SELECT name, ROW_NUMBER() OVER (ORDER BY salary DESC) AS rank
FROM employees;

RANK() and DENSE_RANK(): Similar to ROW_NUMBER(), but handles ties differently.
PARTITION BY: Divides the result set into partitions and performs operations on each partition.

7. Triggers and Stored Procedures

Triggers: Automatically executed or fired when certain events occur on a table or view (e.g., INSERT, UPDATE, DELETE).

CREATE TRIGGER update_salary
AFTER UPDATE ON employees
FOR EACH ROW
BEGIN
   -- trigger logic here
END;

Stored Procedures: A set of SQL statements stored in the database that can be executed as a program.

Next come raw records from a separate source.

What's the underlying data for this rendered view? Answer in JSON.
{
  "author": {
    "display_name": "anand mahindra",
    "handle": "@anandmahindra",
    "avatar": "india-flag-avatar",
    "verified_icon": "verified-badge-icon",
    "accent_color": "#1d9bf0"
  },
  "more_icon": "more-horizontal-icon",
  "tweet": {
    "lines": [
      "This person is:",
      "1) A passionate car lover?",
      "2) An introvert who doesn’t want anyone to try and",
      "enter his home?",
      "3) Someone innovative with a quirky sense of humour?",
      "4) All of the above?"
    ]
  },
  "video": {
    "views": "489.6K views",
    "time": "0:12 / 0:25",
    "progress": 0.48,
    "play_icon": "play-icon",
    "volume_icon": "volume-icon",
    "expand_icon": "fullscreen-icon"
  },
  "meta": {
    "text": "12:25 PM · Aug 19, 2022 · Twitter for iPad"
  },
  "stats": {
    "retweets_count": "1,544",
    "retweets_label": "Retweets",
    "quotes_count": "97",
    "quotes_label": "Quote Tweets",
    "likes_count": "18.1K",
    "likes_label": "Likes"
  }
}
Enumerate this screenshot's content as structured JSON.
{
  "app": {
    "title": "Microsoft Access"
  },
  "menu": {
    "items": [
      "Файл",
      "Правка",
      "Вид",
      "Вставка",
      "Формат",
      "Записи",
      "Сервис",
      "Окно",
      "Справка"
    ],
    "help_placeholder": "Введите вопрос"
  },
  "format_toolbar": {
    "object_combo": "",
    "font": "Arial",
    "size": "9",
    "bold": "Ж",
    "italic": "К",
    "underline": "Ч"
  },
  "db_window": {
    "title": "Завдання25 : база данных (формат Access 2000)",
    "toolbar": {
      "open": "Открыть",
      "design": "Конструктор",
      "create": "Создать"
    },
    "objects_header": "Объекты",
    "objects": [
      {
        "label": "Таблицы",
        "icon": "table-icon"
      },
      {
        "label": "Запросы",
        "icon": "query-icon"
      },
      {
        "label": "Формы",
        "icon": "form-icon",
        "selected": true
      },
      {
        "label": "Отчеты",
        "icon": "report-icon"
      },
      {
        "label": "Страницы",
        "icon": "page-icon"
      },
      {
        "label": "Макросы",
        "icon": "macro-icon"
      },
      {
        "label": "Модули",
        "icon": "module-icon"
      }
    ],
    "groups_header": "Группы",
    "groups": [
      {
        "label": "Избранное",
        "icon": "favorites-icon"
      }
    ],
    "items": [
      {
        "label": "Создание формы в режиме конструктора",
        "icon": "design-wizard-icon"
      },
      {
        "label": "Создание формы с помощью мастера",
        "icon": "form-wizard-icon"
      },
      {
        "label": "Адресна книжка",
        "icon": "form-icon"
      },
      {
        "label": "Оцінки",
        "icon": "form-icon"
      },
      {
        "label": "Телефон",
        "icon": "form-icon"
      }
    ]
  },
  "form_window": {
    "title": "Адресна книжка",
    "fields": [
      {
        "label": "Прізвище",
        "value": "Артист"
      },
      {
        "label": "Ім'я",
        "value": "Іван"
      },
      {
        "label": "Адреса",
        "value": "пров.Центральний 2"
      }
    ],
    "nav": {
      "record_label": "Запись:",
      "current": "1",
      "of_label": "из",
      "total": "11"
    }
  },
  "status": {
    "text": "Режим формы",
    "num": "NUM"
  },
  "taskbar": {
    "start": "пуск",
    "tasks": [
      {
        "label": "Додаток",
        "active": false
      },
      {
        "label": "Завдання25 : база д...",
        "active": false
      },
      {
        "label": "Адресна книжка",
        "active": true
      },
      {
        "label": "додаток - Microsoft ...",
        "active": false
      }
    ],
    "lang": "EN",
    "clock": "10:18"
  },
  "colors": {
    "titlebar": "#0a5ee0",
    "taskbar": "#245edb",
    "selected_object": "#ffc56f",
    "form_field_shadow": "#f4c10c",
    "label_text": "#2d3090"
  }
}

CREATE PROCEDURE GetEmployeeSalary(IN emp_id INT)
BEGIN
   SELECT salary FROM employees WHERE employee_id = emp_id;
END;

Functions: Similar to stored procedures, but typically return a value.

8. Partitioning

Range Partitioning: Dividing a table into partitions based on a range of values (e.g., dates).
List Partitioning: Dividing a table into partitions based on a list of values.
Hash Partitioning: Dividing the data into partitions based on a hash function.

9. Advanced SQL Clauses

WITH Clause (Common Table Expressions or CTEs): Makes a subquery easier to reference.

WITH DepartmentAvgSalary AS (
   SELECT department_id, AVG(salary) AS avg_salary
   FROM employees
   GROUP BY department_id
)
SELECT e.name, e.salary
FROM employees e
JOIN DepartmentAvgSalary das ON e.department_id = das.department_id
WHERE e.salary > das.avg_salary;

GROUP BY ROLLUP and CUBE: Useful for generating subtotals and grand totals.

SELECT department, SUM(salary)
FROM employees
GROUP BY ROLLUP (department);

10. Data Warehousing Concepts

Star Schema: A central fact table surrounded by dimension tables.
Snowflake Schema: A more normalized form of the star schema, where dimension tables are further split into related tables.
Fact Tables and Dimension Tables: Fact tables hold quantitative data, while dimension tables contain descriptive data (e.g., products, dates).
ETL Process: Extract, Transform, Load; used for moving data from operational databases to a data warehouse.

11. NoSQL Databases

For databases like MongoDB, Cassandra, or Redis, understanding data models (document, key-value, column-family) and how they differ from relational databases is important.
Aggregation Pipeline (MongoDB): A framework for performing data transformations within MongoDB.
Cassandra Queries: Using CQL (Cassandra Query Language) for column-family based databases.

12. Optimizing Queries

EXPLAIN Plan: Analyzing the execution plan of a query can help identify bottlenecks.
Query Hints: Directing the query optimizer to use specific indexes or join strategies.
Materialized Views: Precomputed results that can be used for complex queries to improve performance.
Partition Pruning: Ensuring that only relevant partitions are scanned to improve performance.